We can, of course, Think -> Feel -> Do in ways that escalate the anger and perpetuate the injustice. In Dallas, Micah Johnson did just that, responding to his personal anger regarding persistent racial injustice by taking the innocent lives of dutiful police officers far removed from the crimes committed. President Obama, in his incredible remarks in Dallas, did just the opposite, honoring the officers while naming the injustices that lead to the week’s accumulated body count and calling for systematic and spiritual change, for “new hearts” in the place of “hearts of stone.”

In Ferguson the governor did justice by assembling a commission to listen to the community, to validate feelings and to recommend concrete changes. In their report, the commission outlines deep systemic problems that went well beyond persistent corruption and bias in the police and courts. “Doing justice,” according to the commission, meant among other things, investing in public transportation. Most Ferguson residents had long, car dependent commutes. Yet they often couldn’t afford basic repairs, insurance or registration fees, making them vulnerable to traffic stops and excessive fines, which they also couldn’t afford. Court and prison time related to those fines made it harder to secure and keep employment. Who knew these were connected?

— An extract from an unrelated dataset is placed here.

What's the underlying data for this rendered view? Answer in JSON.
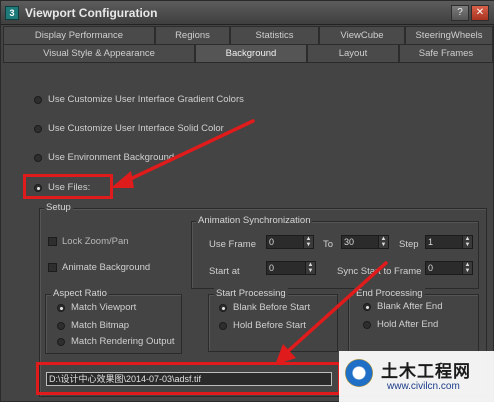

Justice brings reconciliation. Throwing the iPad, or the kid, across the room in response to tripping over the shoes does little to bring the family back into physical and spiritual harmony. Asserting new expectations and boundaries, however, just might. Likewise killing five police officers does as little to address the underlying issues of racial injustice as denying the problem and declaring all police officers to be saints. Acknowledging the challenges of policing, however, while also taking to the streets, the ballot boxes and the courts to demand better training, officer accountability and more diversity may beget the structural changes we need.

The Lord requires justice. For injustice leads to anger. Anger can only be alleviated by justice. And justice brings reconciliation.